Washington, Aug 8 (Alliance News): US President Donald Trump continues to tout record revenue from tariffs—taxes on imported goods—saying the government is “bringing in more money than ever before.”
According to the US Treasury Department, tariff collections reached about $30 billion last month, up 242% from July last year. Since April, total revenue from tariffs has topped $100 billion—triple the amount during the same period in 2024.
Trump has floated two possible uses for the money: paying down the national debt and issuing “tariff rebate checks” to Americans. But neither plan has moved forward.
All tariff revenue goes into the government’s “General Fund,” which also covers expenses such as Social Security. If revenue falls short, the government borrows. The US currently owes more than $3.6 trillion, with a $1.4 trillion budget deficit for this fiscal year.
Experts say tariffs are helping to slightly reduce the deficit, but not enough to erase it.
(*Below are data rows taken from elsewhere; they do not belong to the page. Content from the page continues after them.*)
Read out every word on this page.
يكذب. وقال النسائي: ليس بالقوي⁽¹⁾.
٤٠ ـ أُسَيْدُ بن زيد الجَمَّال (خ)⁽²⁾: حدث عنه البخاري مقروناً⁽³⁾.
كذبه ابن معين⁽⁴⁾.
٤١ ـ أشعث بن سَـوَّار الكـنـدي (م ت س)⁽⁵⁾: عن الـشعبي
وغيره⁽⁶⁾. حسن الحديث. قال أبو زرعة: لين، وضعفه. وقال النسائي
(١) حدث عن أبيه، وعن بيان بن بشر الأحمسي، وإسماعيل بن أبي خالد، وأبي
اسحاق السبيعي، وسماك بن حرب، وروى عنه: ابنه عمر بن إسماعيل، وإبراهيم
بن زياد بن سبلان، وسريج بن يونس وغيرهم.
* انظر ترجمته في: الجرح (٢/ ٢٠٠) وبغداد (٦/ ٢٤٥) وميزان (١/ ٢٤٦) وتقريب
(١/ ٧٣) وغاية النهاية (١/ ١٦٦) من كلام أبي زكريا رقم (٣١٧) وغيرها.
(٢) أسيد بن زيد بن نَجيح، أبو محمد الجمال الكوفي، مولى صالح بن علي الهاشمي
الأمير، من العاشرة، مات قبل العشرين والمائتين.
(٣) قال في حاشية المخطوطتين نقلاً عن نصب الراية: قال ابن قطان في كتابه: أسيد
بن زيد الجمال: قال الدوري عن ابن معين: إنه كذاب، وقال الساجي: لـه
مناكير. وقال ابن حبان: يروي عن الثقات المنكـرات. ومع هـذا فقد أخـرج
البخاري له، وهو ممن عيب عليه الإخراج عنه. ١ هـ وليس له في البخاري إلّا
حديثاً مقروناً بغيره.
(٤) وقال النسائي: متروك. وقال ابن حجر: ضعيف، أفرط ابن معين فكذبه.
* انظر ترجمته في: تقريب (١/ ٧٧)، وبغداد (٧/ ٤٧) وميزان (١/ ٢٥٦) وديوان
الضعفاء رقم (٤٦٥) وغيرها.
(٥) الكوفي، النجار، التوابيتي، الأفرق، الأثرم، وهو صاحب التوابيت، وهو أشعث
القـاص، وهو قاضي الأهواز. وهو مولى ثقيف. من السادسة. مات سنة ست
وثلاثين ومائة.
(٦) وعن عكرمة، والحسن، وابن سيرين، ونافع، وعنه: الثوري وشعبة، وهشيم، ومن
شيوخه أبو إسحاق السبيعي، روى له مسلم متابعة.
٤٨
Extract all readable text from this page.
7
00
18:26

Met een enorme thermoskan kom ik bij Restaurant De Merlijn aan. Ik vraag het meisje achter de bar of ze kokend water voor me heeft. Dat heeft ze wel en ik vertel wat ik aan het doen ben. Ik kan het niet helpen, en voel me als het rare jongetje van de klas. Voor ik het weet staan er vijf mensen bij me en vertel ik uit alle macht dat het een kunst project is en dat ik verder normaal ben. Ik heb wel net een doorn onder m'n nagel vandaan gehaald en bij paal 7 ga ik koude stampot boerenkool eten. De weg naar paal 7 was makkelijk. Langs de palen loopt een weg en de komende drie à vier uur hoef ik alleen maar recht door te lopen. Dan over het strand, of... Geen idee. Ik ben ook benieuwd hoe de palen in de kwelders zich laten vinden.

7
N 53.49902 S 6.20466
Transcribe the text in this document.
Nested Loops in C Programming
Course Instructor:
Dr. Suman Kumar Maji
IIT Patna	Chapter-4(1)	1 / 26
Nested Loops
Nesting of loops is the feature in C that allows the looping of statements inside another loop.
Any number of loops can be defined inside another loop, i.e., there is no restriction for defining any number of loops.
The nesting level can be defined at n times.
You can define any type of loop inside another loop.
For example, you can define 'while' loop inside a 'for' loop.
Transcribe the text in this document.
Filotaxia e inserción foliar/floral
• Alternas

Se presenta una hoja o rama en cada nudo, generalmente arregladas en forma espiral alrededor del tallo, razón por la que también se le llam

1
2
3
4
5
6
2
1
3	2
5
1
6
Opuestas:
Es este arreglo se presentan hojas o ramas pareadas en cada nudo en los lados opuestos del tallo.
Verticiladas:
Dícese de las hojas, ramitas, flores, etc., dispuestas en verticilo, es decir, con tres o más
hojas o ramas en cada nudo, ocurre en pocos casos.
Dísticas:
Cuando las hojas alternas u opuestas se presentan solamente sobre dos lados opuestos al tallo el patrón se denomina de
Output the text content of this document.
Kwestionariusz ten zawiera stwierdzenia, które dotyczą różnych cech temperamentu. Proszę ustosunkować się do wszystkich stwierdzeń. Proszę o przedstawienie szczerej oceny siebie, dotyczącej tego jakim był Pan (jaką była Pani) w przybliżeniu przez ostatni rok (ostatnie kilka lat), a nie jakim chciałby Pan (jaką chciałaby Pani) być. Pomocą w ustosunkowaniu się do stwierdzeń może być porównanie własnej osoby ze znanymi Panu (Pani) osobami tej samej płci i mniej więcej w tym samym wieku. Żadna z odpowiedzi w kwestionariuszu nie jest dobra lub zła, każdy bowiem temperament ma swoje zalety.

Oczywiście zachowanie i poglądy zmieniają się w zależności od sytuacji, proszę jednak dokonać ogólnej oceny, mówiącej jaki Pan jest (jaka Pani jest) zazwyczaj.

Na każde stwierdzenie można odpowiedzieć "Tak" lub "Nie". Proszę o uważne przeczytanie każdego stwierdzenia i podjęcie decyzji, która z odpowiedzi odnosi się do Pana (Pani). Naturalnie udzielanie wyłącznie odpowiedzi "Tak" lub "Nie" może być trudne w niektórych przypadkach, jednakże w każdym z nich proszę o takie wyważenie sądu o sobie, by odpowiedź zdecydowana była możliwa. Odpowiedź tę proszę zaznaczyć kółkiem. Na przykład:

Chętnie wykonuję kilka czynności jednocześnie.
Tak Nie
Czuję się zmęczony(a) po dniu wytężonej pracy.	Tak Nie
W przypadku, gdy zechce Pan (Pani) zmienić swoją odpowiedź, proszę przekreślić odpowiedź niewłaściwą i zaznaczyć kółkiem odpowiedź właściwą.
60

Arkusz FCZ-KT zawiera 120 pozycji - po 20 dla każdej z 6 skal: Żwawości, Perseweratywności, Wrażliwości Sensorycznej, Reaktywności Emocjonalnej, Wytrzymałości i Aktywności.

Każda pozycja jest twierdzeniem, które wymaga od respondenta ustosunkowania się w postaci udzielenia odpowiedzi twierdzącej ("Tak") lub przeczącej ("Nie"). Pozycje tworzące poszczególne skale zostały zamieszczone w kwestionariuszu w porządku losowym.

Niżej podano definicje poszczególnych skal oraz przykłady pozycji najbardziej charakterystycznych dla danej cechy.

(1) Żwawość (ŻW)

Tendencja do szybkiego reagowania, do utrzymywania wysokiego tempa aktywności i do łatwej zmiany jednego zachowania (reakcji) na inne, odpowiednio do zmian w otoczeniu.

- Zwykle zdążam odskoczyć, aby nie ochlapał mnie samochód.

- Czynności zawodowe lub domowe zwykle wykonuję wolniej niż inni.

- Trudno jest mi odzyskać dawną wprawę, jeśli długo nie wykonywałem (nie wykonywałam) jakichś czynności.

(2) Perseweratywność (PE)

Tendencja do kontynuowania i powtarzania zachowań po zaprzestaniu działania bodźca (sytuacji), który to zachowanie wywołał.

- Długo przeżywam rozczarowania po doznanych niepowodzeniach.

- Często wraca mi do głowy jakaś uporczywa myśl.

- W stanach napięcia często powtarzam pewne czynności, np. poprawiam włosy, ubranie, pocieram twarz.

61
Economist Ernie Tedeschi warns that giving the money directly to citizens could worsen inflation, especially with prices for appliances, toys and electronics already climbing.
Large retailers, including Walmart and Procter & Gamble, have signaled further price hikes. Tedeschi also predicts the tariffs could slow US economic growth by half a percentage point this year and next, cutting tax revenue in the process.
While the White House insists tariffs and tax cuts will boost the economy long-term, the debt remains unpaid and no direct relief has reached the public.